Ini microchip yang sama yang puluhan tahun digunakan untuk melacak hewan dan paket barang.
Ada apa dengan Swedia?
Mengapa orang Swedia amat senang menanam microchip ke dalam tubuh mereka? Salah satu teori mengatakan, orang Swedia memang cenderung berbagi hal-hal personal akibat cara sistem keamanan sosial di Swedia dibentuk.
Mitos “naive Swede” (orang Swedia lugu), yang percaya begitu saja pada pemerintah dan lembaga nasional Swedia, adalah sebuah hal yang berlebihan—yang bahkan dicatat oleh kementerian luar negeri Swedia. Mitos itu tidak menjelaskan kebenaran seluruhnya.
Penjelasan yang lebih meyakinkan adalah fakta bahwa di Swedia, orang punya kepercayaan kuat terhadap hal-hal terkait digital. Orang Swedia punya kepercayaan mendalam terhadap potensi positif teknologi.
Selama 20 tahun terakhir, pemerintah Swedia telah berinvestasi banyak di infrastruktur teknologi—dan sekarang hasilnya mulai tampak. Ekonomi Swedia sekarang sebagian besar berbasis ekspor digital, layanan digital dan inovasi teknologi digital.
Dan Swedia telah menjadi salah satu negara paling berhasil sedunia dalam menciptakan dan mengekspor produk digital. Perusahaan kenamaan, seperti Skype dan Spotify, didirikan di Swedia.

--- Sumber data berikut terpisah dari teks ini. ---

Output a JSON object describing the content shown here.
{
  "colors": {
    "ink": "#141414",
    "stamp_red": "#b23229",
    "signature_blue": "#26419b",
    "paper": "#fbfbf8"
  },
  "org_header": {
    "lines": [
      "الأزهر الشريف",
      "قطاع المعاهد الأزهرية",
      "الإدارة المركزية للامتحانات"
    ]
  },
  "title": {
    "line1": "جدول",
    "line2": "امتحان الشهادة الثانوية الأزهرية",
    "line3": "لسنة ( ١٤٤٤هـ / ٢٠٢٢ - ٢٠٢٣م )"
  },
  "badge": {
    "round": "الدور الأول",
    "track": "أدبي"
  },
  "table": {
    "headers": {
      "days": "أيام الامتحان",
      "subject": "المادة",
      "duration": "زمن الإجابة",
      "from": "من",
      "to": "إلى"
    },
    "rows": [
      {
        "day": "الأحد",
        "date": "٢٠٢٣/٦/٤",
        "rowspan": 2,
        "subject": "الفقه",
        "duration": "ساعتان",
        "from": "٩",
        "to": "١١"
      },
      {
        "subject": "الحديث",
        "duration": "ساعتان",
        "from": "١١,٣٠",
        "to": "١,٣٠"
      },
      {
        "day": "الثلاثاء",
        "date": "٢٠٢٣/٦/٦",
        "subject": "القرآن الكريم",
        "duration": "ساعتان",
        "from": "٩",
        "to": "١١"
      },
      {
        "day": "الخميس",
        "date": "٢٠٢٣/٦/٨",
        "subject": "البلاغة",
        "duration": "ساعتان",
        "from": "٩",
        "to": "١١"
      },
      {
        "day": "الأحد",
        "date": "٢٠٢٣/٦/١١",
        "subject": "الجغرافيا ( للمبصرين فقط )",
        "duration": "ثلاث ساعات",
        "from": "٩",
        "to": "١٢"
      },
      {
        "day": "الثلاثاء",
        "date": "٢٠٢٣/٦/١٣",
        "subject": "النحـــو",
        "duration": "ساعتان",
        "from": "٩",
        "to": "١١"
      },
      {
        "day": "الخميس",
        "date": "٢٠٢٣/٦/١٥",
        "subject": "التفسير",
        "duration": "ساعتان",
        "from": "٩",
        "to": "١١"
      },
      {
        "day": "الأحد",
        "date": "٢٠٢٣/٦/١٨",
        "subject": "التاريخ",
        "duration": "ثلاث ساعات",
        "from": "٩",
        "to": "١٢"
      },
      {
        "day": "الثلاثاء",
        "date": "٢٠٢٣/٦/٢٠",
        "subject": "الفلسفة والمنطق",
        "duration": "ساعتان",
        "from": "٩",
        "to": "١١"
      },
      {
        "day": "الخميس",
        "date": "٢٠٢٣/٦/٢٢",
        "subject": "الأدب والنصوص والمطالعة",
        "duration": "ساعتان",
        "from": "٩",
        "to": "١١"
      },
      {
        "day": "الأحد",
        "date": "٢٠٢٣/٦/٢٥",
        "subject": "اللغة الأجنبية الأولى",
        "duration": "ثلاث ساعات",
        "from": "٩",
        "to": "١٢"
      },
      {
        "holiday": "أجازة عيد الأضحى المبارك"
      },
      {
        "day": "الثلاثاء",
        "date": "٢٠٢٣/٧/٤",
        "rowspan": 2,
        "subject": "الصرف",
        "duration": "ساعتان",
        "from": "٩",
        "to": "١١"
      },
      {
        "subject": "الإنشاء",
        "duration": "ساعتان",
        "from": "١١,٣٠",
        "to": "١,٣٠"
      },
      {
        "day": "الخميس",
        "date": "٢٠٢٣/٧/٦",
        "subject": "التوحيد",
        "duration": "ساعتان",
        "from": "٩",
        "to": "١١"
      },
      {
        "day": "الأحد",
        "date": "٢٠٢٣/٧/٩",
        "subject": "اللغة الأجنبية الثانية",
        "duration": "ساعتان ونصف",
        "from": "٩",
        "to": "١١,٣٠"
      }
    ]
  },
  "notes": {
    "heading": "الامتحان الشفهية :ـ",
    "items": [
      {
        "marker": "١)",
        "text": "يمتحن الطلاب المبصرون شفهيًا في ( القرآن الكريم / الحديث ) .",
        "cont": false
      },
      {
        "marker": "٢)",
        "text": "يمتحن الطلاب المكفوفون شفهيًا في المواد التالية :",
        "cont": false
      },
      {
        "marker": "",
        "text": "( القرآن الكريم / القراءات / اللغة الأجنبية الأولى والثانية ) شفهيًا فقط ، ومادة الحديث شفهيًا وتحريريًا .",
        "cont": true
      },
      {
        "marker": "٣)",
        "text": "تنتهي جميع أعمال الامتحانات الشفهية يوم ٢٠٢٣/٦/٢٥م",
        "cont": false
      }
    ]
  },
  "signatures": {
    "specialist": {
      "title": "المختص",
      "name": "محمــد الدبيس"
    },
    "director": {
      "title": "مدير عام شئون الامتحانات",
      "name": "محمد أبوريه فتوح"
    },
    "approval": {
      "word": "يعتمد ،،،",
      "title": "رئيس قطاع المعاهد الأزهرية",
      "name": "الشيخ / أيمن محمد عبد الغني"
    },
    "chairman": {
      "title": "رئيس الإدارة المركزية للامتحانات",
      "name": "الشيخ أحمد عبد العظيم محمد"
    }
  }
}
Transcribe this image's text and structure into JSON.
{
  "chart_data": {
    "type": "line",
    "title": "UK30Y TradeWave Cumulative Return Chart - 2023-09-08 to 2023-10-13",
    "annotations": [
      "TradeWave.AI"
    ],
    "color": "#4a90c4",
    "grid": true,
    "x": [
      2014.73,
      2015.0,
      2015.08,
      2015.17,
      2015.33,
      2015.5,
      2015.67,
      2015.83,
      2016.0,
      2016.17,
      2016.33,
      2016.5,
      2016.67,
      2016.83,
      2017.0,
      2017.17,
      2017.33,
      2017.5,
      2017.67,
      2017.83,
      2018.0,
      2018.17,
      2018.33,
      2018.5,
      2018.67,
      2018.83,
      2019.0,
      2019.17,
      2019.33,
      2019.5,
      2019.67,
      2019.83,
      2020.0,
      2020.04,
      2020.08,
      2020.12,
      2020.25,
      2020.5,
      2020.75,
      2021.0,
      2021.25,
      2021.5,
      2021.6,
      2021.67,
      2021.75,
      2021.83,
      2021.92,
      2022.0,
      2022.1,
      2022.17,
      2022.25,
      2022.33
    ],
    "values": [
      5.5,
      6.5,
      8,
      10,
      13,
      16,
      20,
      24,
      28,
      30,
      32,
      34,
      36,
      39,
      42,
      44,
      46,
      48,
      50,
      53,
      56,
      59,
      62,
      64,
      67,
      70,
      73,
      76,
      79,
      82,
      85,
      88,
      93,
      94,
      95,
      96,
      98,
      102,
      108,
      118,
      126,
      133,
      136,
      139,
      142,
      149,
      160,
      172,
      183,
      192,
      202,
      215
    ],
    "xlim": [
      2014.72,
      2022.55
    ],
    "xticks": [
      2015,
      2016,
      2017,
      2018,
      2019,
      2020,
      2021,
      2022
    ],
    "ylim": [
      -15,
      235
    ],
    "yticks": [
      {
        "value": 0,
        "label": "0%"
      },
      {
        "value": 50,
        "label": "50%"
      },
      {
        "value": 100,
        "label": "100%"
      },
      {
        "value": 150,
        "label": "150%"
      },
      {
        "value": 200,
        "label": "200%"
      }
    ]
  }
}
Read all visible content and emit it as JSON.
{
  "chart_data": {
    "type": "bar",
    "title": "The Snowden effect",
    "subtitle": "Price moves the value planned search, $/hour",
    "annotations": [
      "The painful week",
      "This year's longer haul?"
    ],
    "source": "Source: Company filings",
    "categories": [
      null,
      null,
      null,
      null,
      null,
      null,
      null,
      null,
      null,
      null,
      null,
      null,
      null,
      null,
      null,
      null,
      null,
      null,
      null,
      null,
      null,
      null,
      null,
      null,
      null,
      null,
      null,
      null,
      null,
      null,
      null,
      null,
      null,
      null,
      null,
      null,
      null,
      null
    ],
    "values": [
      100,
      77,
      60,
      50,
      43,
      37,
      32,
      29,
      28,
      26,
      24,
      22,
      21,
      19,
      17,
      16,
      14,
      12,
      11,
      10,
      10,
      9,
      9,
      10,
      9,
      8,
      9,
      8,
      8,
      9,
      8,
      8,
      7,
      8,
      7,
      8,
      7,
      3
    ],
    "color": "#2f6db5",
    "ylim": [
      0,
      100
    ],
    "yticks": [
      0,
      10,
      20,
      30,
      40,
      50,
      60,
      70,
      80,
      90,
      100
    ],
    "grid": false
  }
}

Sebuah keyakinan terhadap teknologi digital dan sebuah keyakinan dalam potensinya telah berdampak kuat pada budaya Swedia. Dan ini menjadi fondasi gerakan transhumanis.
Faktanya, Swedia memainkan peran penting dalam pembentukan ideologi transhumanis. Yayasan transhumanis global Humanity+didirikan oleh orang Swedia Nick Bostrom pada 1998.
Sejak saat itu, banyak orang Swedia yang menjadi teryakinkan bahwa mereka harus mencoba meningkatkan dan memperbaiki tubuh biologis mereka.
Jadi, ketika orang sedunia terkejut melihat jumlah orang Swedia yang memasang microchip, kita harus memanfaatkan kesempatan ini untuk menggali lebih dalam mengenai hubungan erat Swedia dengan hal-hal terkait digital.
Sebab bagaimanapun, fenomena terbaru ini hanyalah sebuah manifestasi dari kepercayaan mendasar terhadap teknologi, yang membuat Swedia cukup khas.